Kılıçdaroğlu 09.11.2011 tarihinde CHP milletvekilleri Mustafa Balbay ve Mehmet Haberal’ı Silivri’de ziyaret etmiş, bu ziyaretin ardından da Silivri Cezaevi’ni toplama kampına benzetirken Ergenekon davasına bakan mahkeme hakkında da şunları söylemişti:
- Onlara yargıç demeyi içime sindiremiyorum.
Sayın Ali İşgören, burada suç unsuru görmüş ve hemen gerekli girişimi yapmış.
Belki de girişiminin sonucunda, Kemal Kılıçdaroğlu, terör örgütüne destek vermekten kovuşturulur, suçu katalog suçlardan olduğundan, mahkemece tutuklanır ve tabii Silivri Cezaevi’ne, pardon “kampusu!”na konur.
***
Kılıçdaroğlu’na yöneltilen “adil yargılamayı etkileme” suçlaması ve hakkında yazılan fezleke üzerine Mustafa Balbay avukatları aracılığıyla bir yazılı açıklama gönderdi.

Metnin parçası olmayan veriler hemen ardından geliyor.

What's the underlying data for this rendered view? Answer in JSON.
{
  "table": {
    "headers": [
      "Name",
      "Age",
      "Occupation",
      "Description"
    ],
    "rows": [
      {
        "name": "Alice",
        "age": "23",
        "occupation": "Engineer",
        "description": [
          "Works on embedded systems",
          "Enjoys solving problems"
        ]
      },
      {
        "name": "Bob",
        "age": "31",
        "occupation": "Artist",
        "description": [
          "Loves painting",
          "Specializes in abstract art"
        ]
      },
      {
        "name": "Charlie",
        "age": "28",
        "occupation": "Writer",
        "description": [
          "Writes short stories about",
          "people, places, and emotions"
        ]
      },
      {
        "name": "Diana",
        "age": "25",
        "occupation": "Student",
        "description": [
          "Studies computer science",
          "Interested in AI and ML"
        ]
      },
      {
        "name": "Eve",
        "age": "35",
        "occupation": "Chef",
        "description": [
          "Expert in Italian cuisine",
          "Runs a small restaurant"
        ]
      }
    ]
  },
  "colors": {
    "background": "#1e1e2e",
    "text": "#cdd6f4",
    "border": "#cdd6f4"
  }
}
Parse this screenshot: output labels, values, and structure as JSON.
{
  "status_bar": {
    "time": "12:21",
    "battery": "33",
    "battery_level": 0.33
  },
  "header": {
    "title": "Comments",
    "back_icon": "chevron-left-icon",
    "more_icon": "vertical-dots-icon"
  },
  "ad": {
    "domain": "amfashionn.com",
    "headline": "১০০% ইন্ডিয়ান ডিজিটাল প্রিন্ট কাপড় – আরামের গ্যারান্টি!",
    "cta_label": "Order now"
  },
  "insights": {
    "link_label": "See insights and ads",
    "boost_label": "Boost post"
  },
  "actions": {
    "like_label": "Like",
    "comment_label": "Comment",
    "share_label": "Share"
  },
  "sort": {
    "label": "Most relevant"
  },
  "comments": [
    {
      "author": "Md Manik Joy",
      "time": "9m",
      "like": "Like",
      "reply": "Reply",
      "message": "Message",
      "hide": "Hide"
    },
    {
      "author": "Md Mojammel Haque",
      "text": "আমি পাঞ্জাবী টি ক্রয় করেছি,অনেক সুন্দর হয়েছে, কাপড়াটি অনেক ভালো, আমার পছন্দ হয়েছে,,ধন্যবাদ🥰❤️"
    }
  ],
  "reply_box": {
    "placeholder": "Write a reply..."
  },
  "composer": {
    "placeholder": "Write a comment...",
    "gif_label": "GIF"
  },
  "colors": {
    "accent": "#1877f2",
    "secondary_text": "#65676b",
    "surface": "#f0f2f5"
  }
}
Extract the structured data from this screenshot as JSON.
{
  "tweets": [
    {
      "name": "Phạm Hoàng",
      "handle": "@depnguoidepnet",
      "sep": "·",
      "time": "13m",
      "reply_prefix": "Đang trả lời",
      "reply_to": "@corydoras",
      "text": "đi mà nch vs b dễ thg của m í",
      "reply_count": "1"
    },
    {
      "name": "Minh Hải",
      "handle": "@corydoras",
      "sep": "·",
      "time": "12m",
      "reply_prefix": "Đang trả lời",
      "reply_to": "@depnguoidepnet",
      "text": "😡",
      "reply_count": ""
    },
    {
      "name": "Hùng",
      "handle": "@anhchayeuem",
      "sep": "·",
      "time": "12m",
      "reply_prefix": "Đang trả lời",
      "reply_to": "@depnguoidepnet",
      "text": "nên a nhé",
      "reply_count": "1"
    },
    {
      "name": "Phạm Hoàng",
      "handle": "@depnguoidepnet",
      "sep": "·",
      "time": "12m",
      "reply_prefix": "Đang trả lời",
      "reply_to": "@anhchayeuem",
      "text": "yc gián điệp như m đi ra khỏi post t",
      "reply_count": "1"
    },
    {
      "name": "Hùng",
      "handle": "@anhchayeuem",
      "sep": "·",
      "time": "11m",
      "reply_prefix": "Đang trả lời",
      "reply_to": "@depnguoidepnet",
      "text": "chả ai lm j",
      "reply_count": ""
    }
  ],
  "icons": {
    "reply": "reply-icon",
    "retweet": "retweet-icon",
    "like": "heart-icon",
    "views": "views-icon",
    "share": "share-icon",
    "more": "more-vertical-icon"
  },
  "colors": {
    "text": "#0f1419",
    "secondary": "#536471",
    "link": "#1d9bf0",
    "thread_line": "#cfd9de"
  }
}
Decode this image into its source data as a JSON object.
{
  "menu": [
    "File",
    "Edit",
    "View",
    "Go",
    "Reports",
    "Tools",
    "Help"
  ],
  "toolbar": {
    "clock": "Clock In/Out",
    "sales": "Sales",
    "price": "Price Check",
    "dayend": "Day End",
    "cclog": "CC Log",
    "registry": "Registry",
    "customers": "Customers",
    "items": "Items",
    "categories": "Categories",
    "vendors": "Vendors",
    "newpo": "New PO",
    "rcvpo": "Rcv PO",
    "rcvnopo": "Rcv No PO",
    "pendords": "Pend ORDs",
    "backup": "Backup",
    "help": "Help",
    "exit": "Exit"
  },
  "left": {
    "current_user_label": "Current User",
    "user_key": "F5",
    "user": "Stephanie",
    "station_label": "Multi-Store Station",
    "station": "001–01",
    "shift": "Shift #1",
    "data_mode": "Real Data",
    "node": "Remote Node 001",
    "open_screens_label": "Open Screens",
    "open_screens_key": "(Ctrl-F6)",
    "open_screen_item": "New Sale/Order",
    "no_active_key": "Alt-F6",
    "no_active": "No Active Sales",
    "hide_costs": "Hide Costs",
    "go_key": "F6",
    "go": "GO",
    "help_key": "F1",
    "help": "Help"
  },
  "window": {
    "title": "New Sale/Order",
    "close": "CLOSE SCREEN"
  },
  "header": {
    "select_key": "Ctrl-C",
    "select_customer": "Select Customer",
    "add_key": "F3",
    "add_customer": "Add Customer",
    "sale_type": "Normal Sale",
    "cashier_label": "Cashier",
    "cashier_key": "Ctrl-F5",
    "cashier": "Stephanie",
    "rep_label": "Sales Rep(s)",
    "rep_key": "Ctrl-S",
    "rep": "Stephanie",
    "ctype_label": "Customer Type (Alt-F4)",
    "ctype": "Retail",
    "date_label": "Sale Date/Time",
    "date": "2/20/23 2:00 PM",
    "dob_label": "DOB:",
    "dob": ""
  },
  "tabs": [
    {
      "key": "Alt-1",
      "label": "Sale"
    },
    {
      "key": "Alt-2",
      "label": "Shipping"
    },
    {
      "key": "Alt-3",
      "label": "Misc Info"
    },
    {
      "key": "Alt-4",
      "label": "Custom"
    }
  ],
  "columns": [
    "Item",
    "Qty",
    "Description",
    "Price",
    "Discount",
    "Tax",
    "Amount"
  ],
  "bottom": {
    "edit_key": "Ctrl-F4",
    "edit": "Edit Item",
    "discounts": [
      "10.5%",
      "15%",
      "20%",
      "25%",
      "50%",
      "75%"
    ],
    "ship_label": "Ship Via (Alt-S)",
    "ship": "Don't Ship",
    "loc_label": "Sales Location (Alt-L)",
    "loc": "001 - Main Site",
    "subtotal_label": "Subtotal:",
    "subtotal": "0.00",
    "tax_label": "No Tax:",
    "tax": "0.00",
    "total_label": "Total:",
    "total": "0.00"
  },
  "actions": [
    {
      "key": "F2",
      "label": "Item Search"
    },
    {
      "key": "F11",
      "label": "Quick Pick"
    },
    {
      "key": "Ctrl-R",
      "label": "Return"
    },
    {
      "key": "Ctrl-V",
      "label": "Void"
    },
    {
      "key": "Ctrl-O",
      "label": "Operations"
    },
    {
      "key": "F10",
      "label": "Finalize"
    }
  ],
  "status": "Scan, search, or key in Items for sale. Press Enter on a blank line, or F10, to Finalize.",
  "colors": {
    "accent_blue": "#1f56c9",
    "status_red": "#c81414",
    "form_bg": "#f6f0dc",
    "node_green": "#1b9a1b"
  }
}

Balbay’ın söz konusu açıklamasının can alıcı noktası şunu söylüyor:
- Adil yargılamayı etkileme suçunun oluşabilmesi için öncelikle adil yargılamanın olması gerekir.
Gerçekten de, eğer ortada, adil yargılama yoksa, bittabi adil yargılamayı etkileme suçu da oluşamayacaktır.
Hukukta bu türe işlenemez suç derler. Örneğin Ahmet, Ali’yi öldürmek için odasına girer, yatağında yatmaktayken üstüne üç el ateş eder. Ama Ali zaten Ahmet odaya girmeden kalp krizinden ölmüştür.
Böylelikle cinayet suçu da oluşmaz.
Daha doğrusu oluşamaz.
Çünkü ortada öldürülecek kimse kalmamıştır, suçun işlenmesi olanaksızdır.
Aynı şekilde, adil yargılamayı etkilemeye çalışma suçunun oluşabilmesi için her şeyden önce adil yargılamanın olması şartı vardır.
Şimdi Kemal Kılıçdaroğlu’na atfedilen adil yargılamayı etkileme suçunun oluşması için de, Ergenekon davasında yargılamanın adil olması gerekiyor.
Demek ki, kendisine suç atfedilen kişide suç işlemek kastının olması da tek başına yetmiyor, ortada etkilenmesi söz konusu olan bir adil yargılanma olması gerek.
***
Öyle görünüyor ki, CHP Genel Başkanı ile ilgili fezleke parlamento önüne gelince üzerinde en çok tartışılan husus bu olacak.
Bilindiği gibi, Kılıçdaroğlu, kendi dokunulmazlığının kaldırılması için başvuruda bulundu bile.
Bununla da yetinmeyen CHP milletvekillerinin hepsi, Kemal Kılıçdaroğlu’nun eleştirilerine tümüyle katılarak dokunulmazlıklarının kaldırılması için başvuruda bulundular.
Bu dokunulmazlıklar kalkar mı?
Şu anda çoğunluk buna ihtimal vermiyor, böyle bir gelişmeyi çılgınlık olarak görüyor
Ama AKP Türkiyesi’nde “olmaz olmaz”.
Son on yılda yaşadığımız birçok olayı önceden söylediğimizde çoğunluk yine “Olmaz öyle şey” diyordu.
Ama oldu.
Kılıçdaroğlu’nun dokunulmazlığının kalkıp kalkmayacağını, kalkarsa ne olacağını da yaşayarak göreceğiz.
İşin en ilginç yönü ise Balbay’ın ifadesine göre, bütün bu hengâmenin temelinde işlenmesine imkân olmayan bir suçun yatıyor olması.
Hani şairin dediği gibi, “bir işlenemez suç uğruna ya Rab nice rejimler batıyor”.